We've also known for some time that differences in CHD may exist even with good metabolic control. Studies have documented mild cardiac hypertrophy involving the interventricular septum and the ventricular free walls, for instance, in diabetic mothers with good metabolic control (J. Pediatr. 1991;118:103-7 and Am J. Obstet. Gynecol. 1991;164:837-43). Such growth affects cardiac diastolic function.
With the epidemic of obesity and the increasing prevalence of early type 2 diabetes and glucose intolerance among women of childbearing age, however, this is an increasingly important risk factor to appreciate and counsel about.
The most important message, we've learned, is that there's no such thing as perfect control – that good metabolic control will not necessarily protect diabetic mothers from the higher risk of CHD.
Just as detection and appropriate management of diabetes before and during pregnancy are of utmost importance, so is fetal echocardiography for every pregnant woman who has pregestational diabetes – even diabetes that is well controlled.
Indeed, the same review of all fetal echocardiography performed between 1985 and 2003 at Yale-New Haven Hospital that showed an increase in referrals for family history also showed a 9% increase in the proportion of studies done for pregestational diabetes as the indication. The increase was most striking when it came to women who had recently been diagnosed, compared with long-standing diabetes – a finding that likely reflects the increase in obesity.

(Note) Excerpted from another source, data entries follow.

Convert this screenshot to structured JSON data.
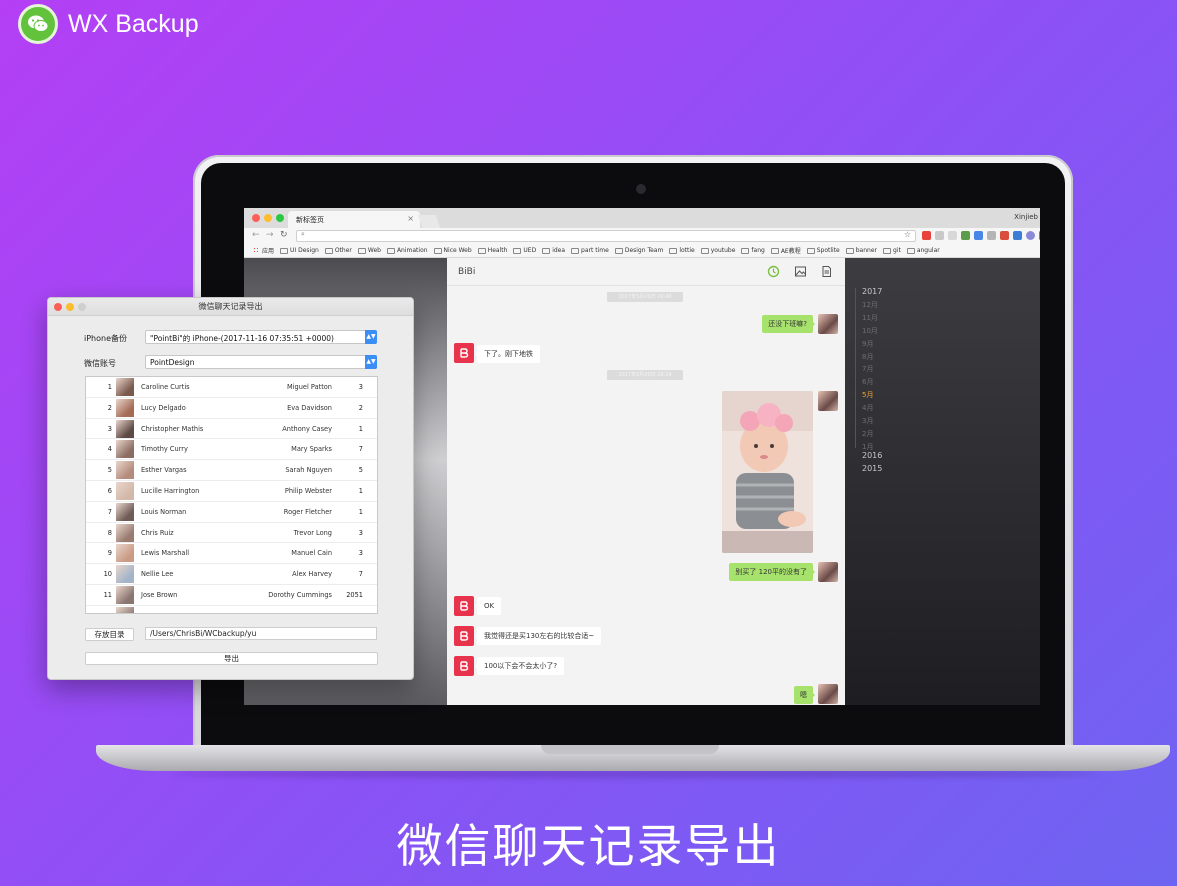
{
  "brand": {
    "name": "WX Backup"
  },
  "browser": {
    "tab_title": "新标签页",
    "tab_close": "×",
    "user": "Xinjieb",
    "url_search_glyph": "⌕",
    "bookmarks": [
      "应用",
      "UI Design",
      "Other",
      "Web",
      "Animation",
      "Nice Web",
      "Health",
      "UED",
      "idea",
      "part time",
      "Design Team",
      "lottie",
      "youtube",
      "fang",
      "AE教程",
      "Spotlite",
      "banner",
      "git",
      "angular"
    ]
  },
  "chat": {
    "title": "BiBi",
    "timestamps": [
      "2017年5月20日 20:46",
      "2017年5月20日 19:14"
    ],
    "messages": [
      {
        "side": "right",
        "text": "还没下班嘛?"
      },
      {
        "side": "left",
        "text": "下了。刚下地铁"
      },
      {
        "side": "right",
        "type": "photo",
        "text": ""
      },
      {
        "side": "right",
        "text": "别买了 120平的没有了"
      },
      {
        "side": "left",
        "text": "OK"
      },
      {
        "side": "left",
        "text": "我觉得还是买130左右的比较合适~"
      },
      {
        "side": "left",
        "text": "100以下会不会太小了?"
      },
      {
        "side": "right",
        "text": "嗯"
      }
    ]
  },
  "timeline": {
    "entries": [
      {
        "label": "2017",
        "kind": "year"
      },
      {
        "label": "12月",
        "kind": "month"
      },
      {
        "label": "11月",
        "kind": "month"
      },
      {
        "label": "10月",
        "kind": "month"
      },
      {
        "label": "9月",
        "kind": "month"
      },
      {
        "label": "8月",
        "kind": "month"
      },
      {
        "label": "7月",
        "kind": "month"
      },
      {
        "label": "6月",
        "kind": "month"
      },
      {
        "label": "5月",
        "kind": "active"
      },
      {
        "label": "4月",
        "kind": "month"
      },
      {
        "label": "3月",
        "kind": "month"
      },
      {
        "label": "2月",
        "kind": "month"
      },
      {
        "label": "1月",
        "kind": "month"
      },
      {
        "label": "2016",
        "kind": "year"
      },
      {
        "label": "2015",
        "kind": "year"
      }
    ]
  },
  "dialog": {
    "title": "微信聊天记录导出",
    "iphone_label": "iPhone备份",
    "iphone_value": "\"PointBi\"的 iPhone-(2017-11-16 07:35:51 +0000)",
    "account_label": "微信账号",
    "account_value": "PointDesign",
    "save_dir_button": "存放目录",
    "save_path": "/Users/ChrisBi/WCbackup/yu",
    "export_button": "导出",
    "rows": [
      {
        "idx": "1",
        "name": "Caroline Curtis",
        "nick": "Miguel Patton",
        "count": "3"
      },
      {
        "idx": "2",
        "name": "Lucy Delgado",
        "nick": "Eva Davidson",
        "count": "2"
      },
      {
        "idx": "3",
        "name": "Christopher Mathis",
        "nick": "Anthony Casey",
        "count": "1"
      },
      {
        "idx": "4",
        "name": "Timothy Curry",
        "nick": "Mary Sparks",
        "count": "7"
      },
      {
        "idx": "5",
        "name": "Esther Vargas",
        "nick": "Sarah Nguyen",
        "count": "5"
      },
      {
        "idx": "6",
        "name": "Lucille Harrington",
        "nick": "Philip Webster",
        "count": "1"
      },
      {
        "idx": "7",
        "name": "Louis Norman",
        "nick": "Roger Fletcher",
        "count": "1"
      },
      {
        "idx": "8",
        "name": "Chris Ruiz",
        "nick": "Trevor Long",
        "count": "3"
      },
      {
        "idx": "9",
        "name": "Lewis Marshall",
        "nick": "Manuel Cain",
        "count": "3"
      },
      {
        "idx": "10",
        "name": "Nellie Lee",
        "nick": "Alex Harvey",
        "count": "7"
      },
      {
        "idx": "11",
        "name": "Jose Brown",
        "nick": "Dorothy Cummings",
        "count": "2051"
      }
    ]
  },
  "caption": "微信聊天记录导出",
  "colors": {
    "accent_blue": "#3a8ef6",
    "wechat_green": "#62c23c",
    "bubble_green": "#a7e36c",
    "bibi_red": "#e8334d",
    "timeline_active": "#f2a23a"
  },
  "icons": {
    "brand": "wechat-icon",
    "chat_header": [
      "history-icon",
      "image-icon",
      "document-icon"
    ],
    "select": "chevron-updown-icon"
  }
}
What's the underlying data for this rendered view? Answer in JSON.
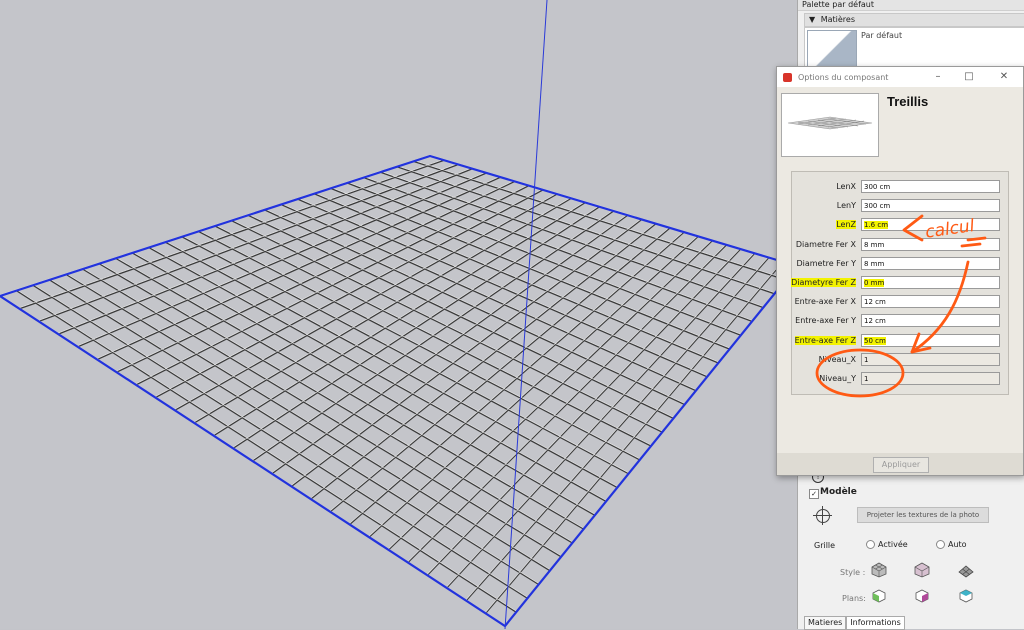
{
  "tray": {
    "title": "Palette par défaut",
    "section": "Matières",
    "material_name": "Par défaut",
    "model_label": "Modèle",
    "project_button": "Projeter les textures de la photo",
    "grid_label": "Grille",
    "grid_on": "Activée",
    "grid_auto": "Auto",
    "style_label": "Style :",
    "planes_label": "Plans:",
    "tabs": [
      "Matieres",
      "Informations"
    ]
  },
  "dialog": {
    "title": "Options du composant",
    "component_name": "Treillis",
    "apply_button": "Appliquer",
    "fields": [
      {
        "label": "LenX",
        "value": "300 cm",
        "highlight": false
      },
      {
        "label": "LenY",
        "value": "300 cm",
        "highlight": false
      },
      {
        "label": "LenZ",
        "value": "1.6 cm",
        "highlight": true
      },
      {
        "label": "Diametre Fer X",
        "value": "8 mm",
        "highlight": false
      },
      {
        "label": "Diametre Fer Y",
        "value": "8 mm",
        "highlight": false
      },
      {
        "label": "Diametyre Fer Z",
        "value": "0 mm",
        "highlight": true
      },
      {
        "label": "Entre-axe Fer X",
        "value": "12 cm",
        "highlight": false
      },
      {
        "label": "Entre-axe Fer Y",
        "value": "12 cm",
        "highlight": false
      },
      {
        "label": "Entre-axe Fer Z",
        "value": "50 cm",
        "highlight": true
      },
      {
        "label": "Niveau_X",
        "value": "1",
        "highlight": false
      },
      {
        "label": "Niveau_Y",
        "value": "1",
        "highlight": false
      }
    ]
  },
  "annotation": {
    "handwritten_text": "calcul"
  },
  "colors": {
    "viewport_bg": "#c4c5ca",
    "mesh_edge": "#2233dd",
    "highlight": "#f3f300",
    "annotation": "#ff5a14"
  }
}
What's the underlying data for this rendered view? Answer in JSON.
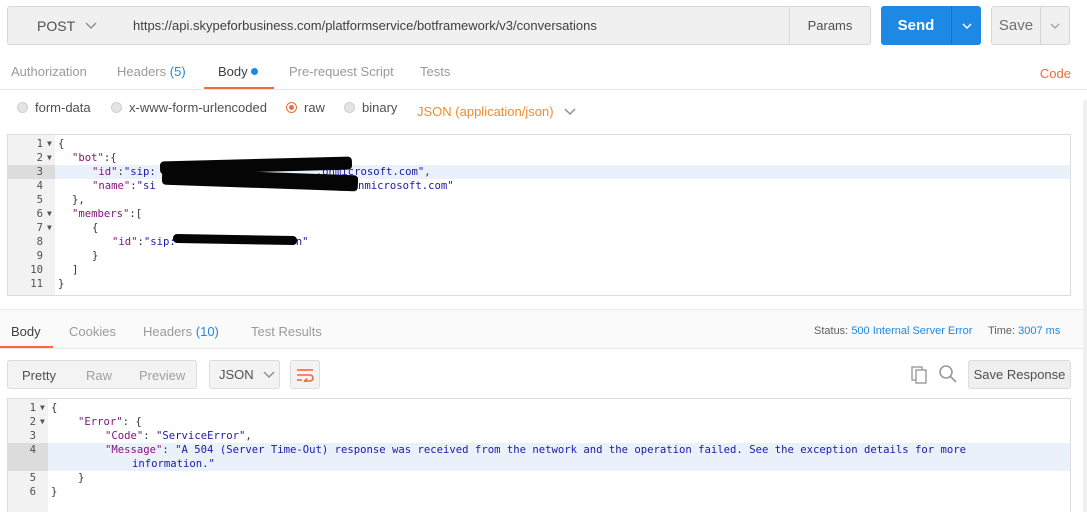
{
  "request": {
    "method": "POST",
    "url": "https://api.skypeforbusiness.com/platformservice/botframework/v3/conversations",
    "params_label": "Params",
    "send_label": "Send",
    "save_label": "Save"
  },
  "request_tabs": {
    "authorization": "Authorization",
    "headers": "Headers",
    "headers_count": "(5)",
    "body": "Body",
    "prerequest": "Pre-request Script",
    "tests": "Tests",
    "code": "Code"
  },
  "body_types": {
    "form_data": "form-data",
    "urlencoded": "x-www-form-urlencoded",
    "raw": "raw",
    "binary": "binary",
    "selected": "raw",
    "content_type": "JSON (application/json)"
  },
  "request_body": {
    "lines": [
      {
        "n": "1",
        "fold": true
      },
      {
        "n": "2",
        "fold": true
      },
      {
        "n": "3",
        "fold": false
      },
      {
        "n": "4",
        "fold": false
      },
      {
        "n": "5",
        "fold": false
      },
      {
        "n": "6",
        "fold": true
      },
      {
        "n": "7",
        "fold": true
      },
      {
        "n": "8",
        "fold": false
      },
      {
        "n": "9",
        "fold": false
      },
      {
        "n": "10",
        "fold": false
      },
      {
        "n": "11",
        "fold": false
      }
    ],
    "l1": "{",
    "l2_key": "\"bot\"",
    "l2_rest": ":{",
    "l3_key": "\"id\"",
    "l3_val_a": "\"sip:",
    "l3_val_b": ".onmicrosoft.com\"",
    "l3_end": ",",
    "l4_key": "\"name\"",
    "l4_val_a": "\"si",
    "l4_val_b": "y.onmicrosoft.com\"",
    "l5": "},",
    "l6_key": "\"members\"",
    "l6_rest": ":[",
    "l7": "{",
    "l8_key": "\"id\"",
    "l8_val_a": "\"sip:",
    "l8_val_b": "n\"",
    "l9": "}",
    "l10": "]",
    "l11": "}"
  },
  "response_tabs": {
    "body": "Body",
    "cookies": "Cookies",
    "headers": "Headers",
    "headers_count": "(10)",
    "test_results": "Test Results",
    "status_label": "Status:",
    "status_value": "500 Internal Server Error",
    "time_label": "Time:",
    "time_value": "3007 ms"
  },
  "response_toolbar": {
    "pretty": "Pretty",
    "raw": "Raw",
    "preview": "Preview",
    "format": "JSON",
    "save_response": "Save Response"
  },
  "response_body": {
    "lines": [
      {
        "n": "1",
        "fold": true
      },
      {
        "n": "2",
        "fold": true
      },
      {
        "n": "3",
        "fold": false
      },
      {
        "n": "4",
        "fold": false
      },
      {
        "n": "",
        "fold": false
      },
      {
        "n": "5",
        "fold": false
      },
      {
        "n": "6",
        "fold": false
      }
    ],
    "l1": "{",
    "l2_key": "\"Error\"",
    "l2_rest": ": {",
    "l3_key": "\"Code\"",
    "l3_sep": ": ",
    "l3_val": "\"ServiceError\"",
    "l3_end": ",",
    "l4_key": "\"Message\"",
    "l4_sep": ": ",
    "l4_val": "\"A 504 (Server Time-Out) response was received from the network and the operation failed. See the exception details for more",
    "l4_cont": "information.\"",
    "l5": "}",
    "l6": "}"
  },
  "colors": {
    "accent_blue": "#1e88e5",
    "accent_orange": "#f26b3a",
    "json_key": "#881280",
    "json_string": "#1a1aa6"
  }
}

▸ Phenylketonuria. Fortunately, strict dietary control before conception and during pregnancy can reduce the increased risk of heart defects faced by women with this disorder. We need to remember that aspartame (NutraSweet) can cause phenylalanine levels to increase in women with PKU, but not in normal women. Women without PKU can be reassured that there is no evidence linking aspartame with birth defects.
Fetal Risks
Among the fetal risk factors important to consider are:
▸ Extracardiac anomalies. The identification of any extracardiac anomaly should raise our level of suspicion for other anomalies, including congenital heart defects. If we see one anomaly – anywhere in the fetus – there often are really two. And if we see two anomalies, there frequently are really three.
▸ Nonimmune hydrops. All fetuses found to have NIH should be evaluated with fetal echocardiography. Structural heart disease in fetuses with NIH is usually indicative of a poor prognosis for survival, but when rhythm disturbances/arrhythmias are detected in association with NIH, there is sometimes an option for prenatal treatment.
▸ Fetal arrhythmias. An irregular heartbeat is usually not a problem, but tachycardia and especially bradycardia are associated with an increased risk of CHD. There may be structural heart defects in as many as half of fetuses with fixed bradycardia (i.e., baseline heart rate less than 100). In general, it is best that all arrhythmias are examined; it is just too hard to tell them apart by auscultation alone.
▸ Nuchal translucency. Numerous studies have shown that elevated first-trimester nuchal translucency (NT) increases the risk of major congenital heart defects in chromosomally normal fetuses, and that risk increases with increasing NT measurement.
In a large prospective multicenter study conducted by the National Institute of Child Health and Human Development, for instance, investigators identified 21 cases of major congenital heart defects in 8,167 chromosomally normal pregnancies. They reported that the incidence of CHD per 1,000 pregnancies rose from 1.9 with an NT measurement of less than 2.0 mm, to 4.8 with an NT measurement of 2.0–2.4 mm, to 6.0 with an NT measurement of 2.5–3.4 mm, to 23 of every 1,000 pregnancies with an NT measurement of 3.5 mm or greater (Am. J. Obstet. Gynecol. 2005;192:1357–61).
If the NT is greater than 3.5 mm, measured by a qualified sonographer or sonologist at 11–14 weeks as part of an aneuploidy risk assessment scan, the patient should be referred for fetal echocardiography.
▸ In vitro fertilization. We recently investigated the prevalence of congenital heart defects among IVF pregnancies at our referral program at Yale, and found that children conceived through IVF were 3–12 times as likely to have CHD as was the general population (J. Ultrasound Med. 2010;29:917-22).
Similar data have come from Australia and Europe, with reported odds ratios for IVF versus natural conception of 3–4. I tell patients, therefore, that it's not just one place or one study suggesting risk. Indeed, it's a meaningful risk factor.
▸ Monochorionic twins. In a systemic literature review we conducted several years ago that included 40 fetuses with CHDs among 830 fetuses from monochorionic/diamniotic twin gestations, the rate of CHDs in these twin gestations was significantly higher than the prevalence rate of CHDs in the general population (J. Ultrasound Med. 2007;26:1491-8).